NFP showed only 38k growth in May, the lowest since September 2010. Prior month's figure was also revised down from 160k to 123K. Unemployment rates, however, dropped to 4.7%, lowest since November 2007, and beat expectation of 5.0%. But that was due to people leaving the labor force as participation rate dropped from 62.8% to 62.6%. Average hourly earnings met expectations and rose 0.2% mom. After the release Fed fund futures are just pricing 4% chance of June hike and 31% chance of July hike. It should be noted that considering the key global event of EU referendum in UK, there is no chance for Fed to hike rate in June now. However, a "remain" result in the referendum, followed by a set of solid June data, would still give Fed policy members the confidence for a hike in July. Current weakness in the greenback might just be temporary.

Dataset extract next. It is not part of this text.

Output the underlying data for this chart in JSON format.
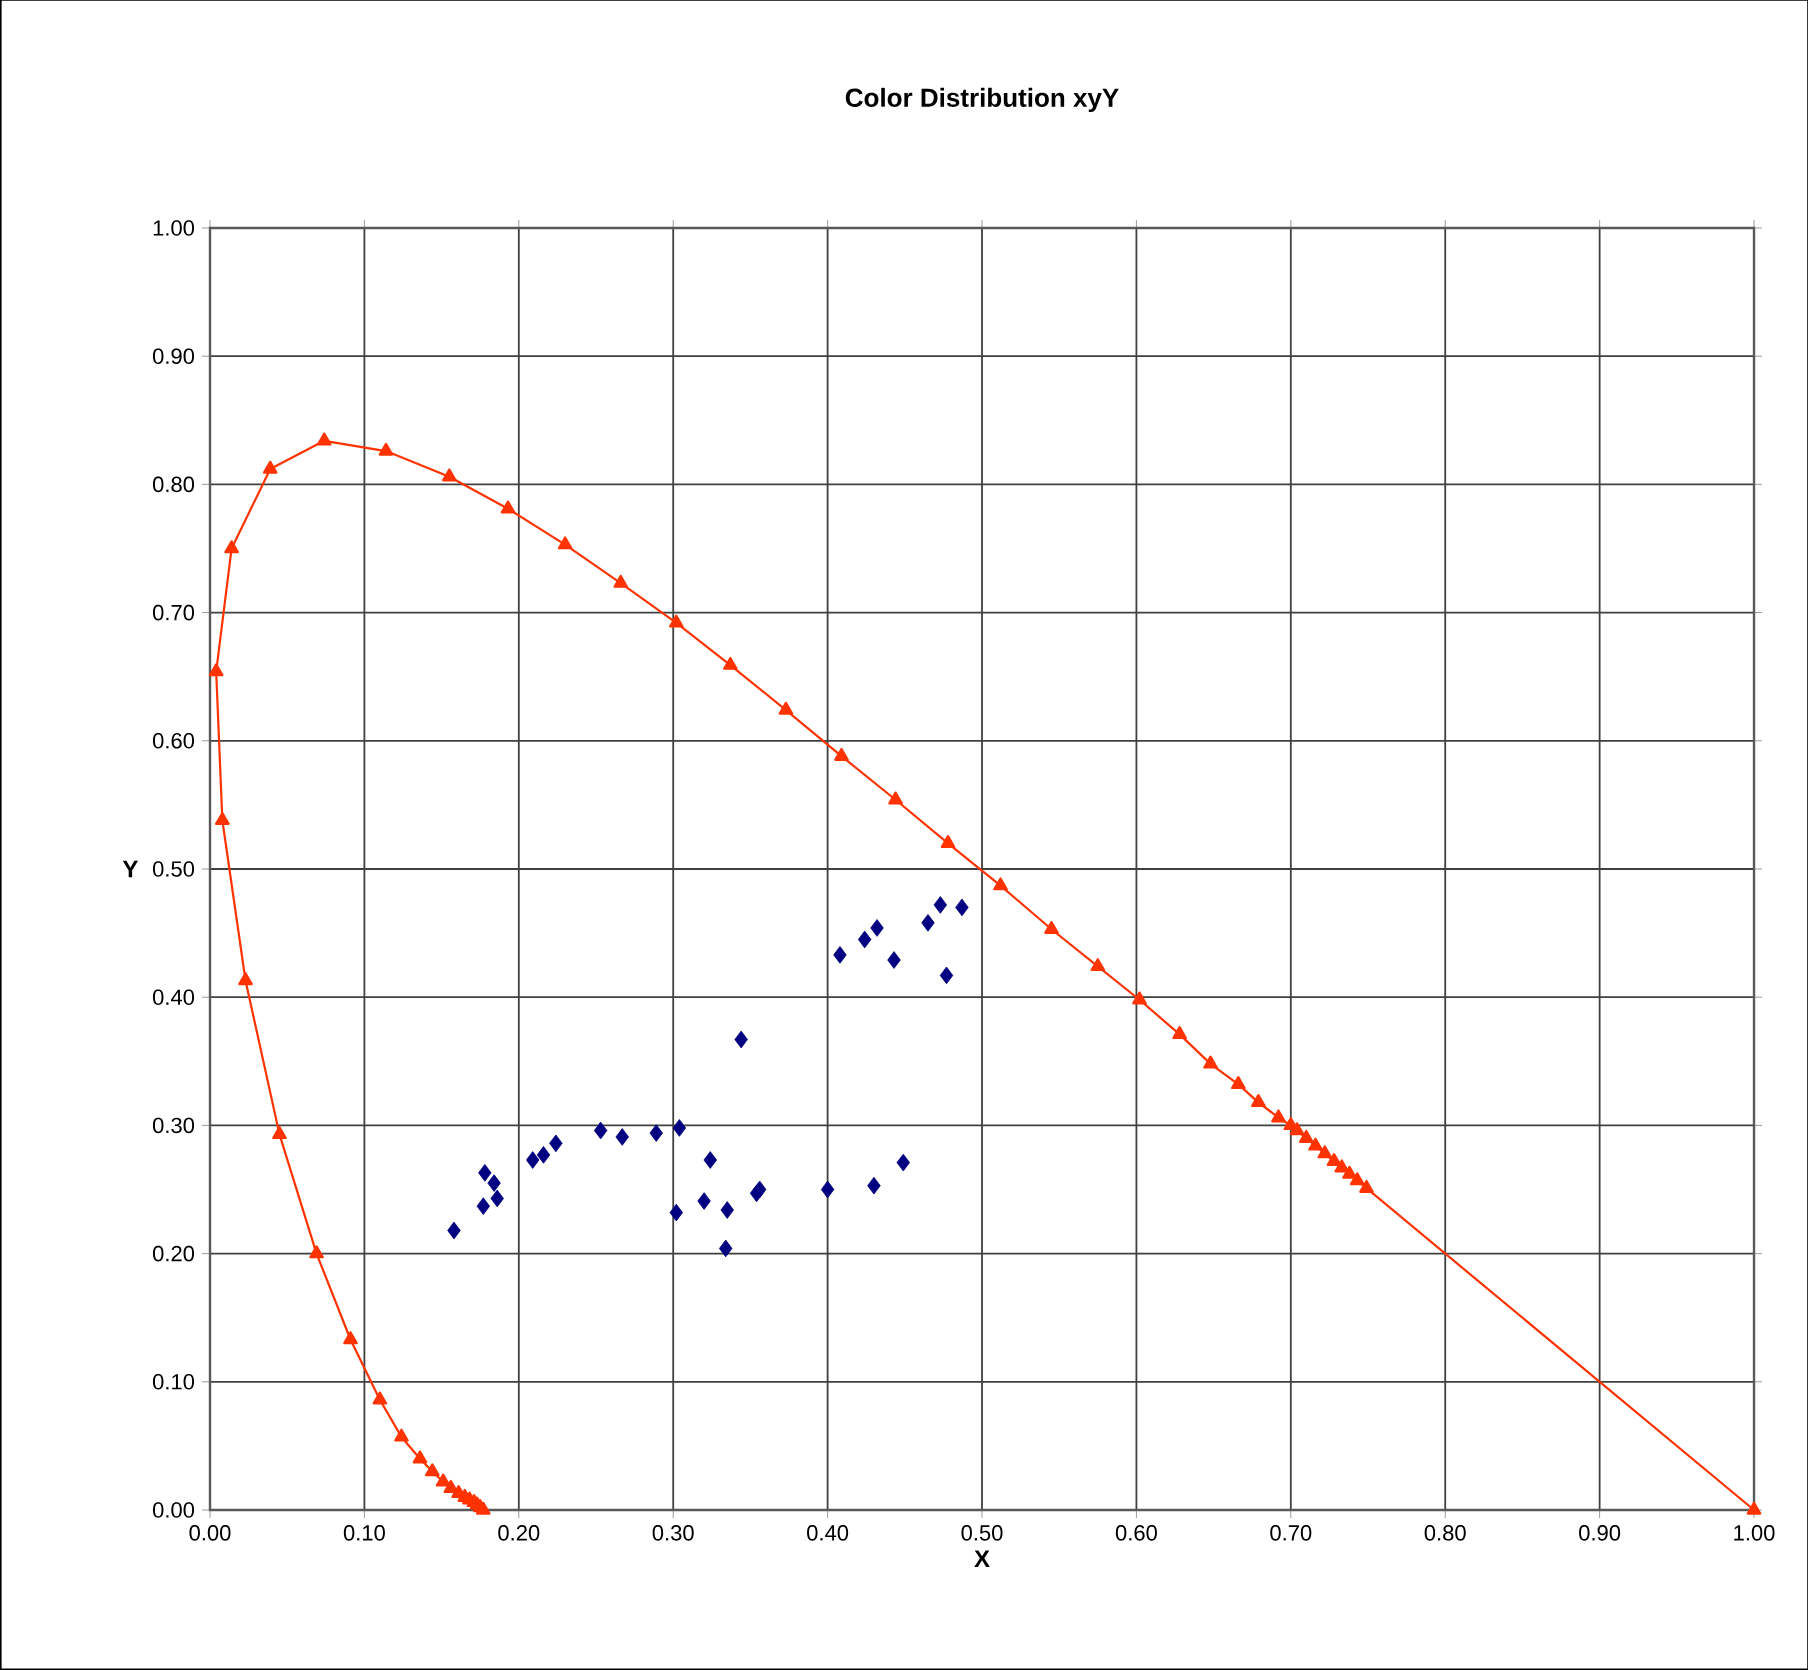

As widely anticipated, ECB left the monetary policy unchanged in June and remained confident over the effectiveness of the measures implemented and to be implemented. President Mario Draghi announced at the meeting that the corporate sector purchase program (CSPP) would begin on June 8 while the first TLTRO2 auction will be launched on June 23. The staff adjusted only modestly the economic projections. Draghi sees downside risks to growth diminished as a result of the policy measures adopted. He reiterated that ECB is ready to add more stimuli to the market when needed. He also added that, besides monetary policies, other measures at the country and the European level are needed to boost growth. More in ECB Announces To Begin Corporate Bond Buying Next Week, Downside Risks Diminished As Stimulus Effective.

Dollar index was rejected from medium term falling channel resistance and dropped sharply last week. Rebound fro 91.91 should have completed and deeper fall should be seen. However, overall, the choppy decline from 100.51 is seen as the third leg of the consolidation pattern from 100.39. The price structure still suggests that it's completed at 91.91 already. Hence, we'd look for support for the index below 61.8% retracement of 91.91 to 95.96 at 93.46 to contain downside. The second preferred case is that while fall fro m100.51 might extend, the break of 91.91 low should be brief and shallow.

US Dollar Index

Regarding trading strategies, our NZD/USD short was stopped out at 0.6810 on strong rebound in the pair. Another main development last week was the strong rally in yen. EUR/JPY took the lead and resumed the medium term down trend already. USD/JPY and GBP/JPY both look set to retest recent lows at 105.54, 151.64 respectively. CAD/JPY's breach of 82.23 support also suggests that fall from 88.78 is resuming for a test on 78.93 low. Also, WTI crude oil might finally have a pull back after failing 50 on multiple attempts. Hence, we'll sell CAD/JPY at market this week with stop at 85.50.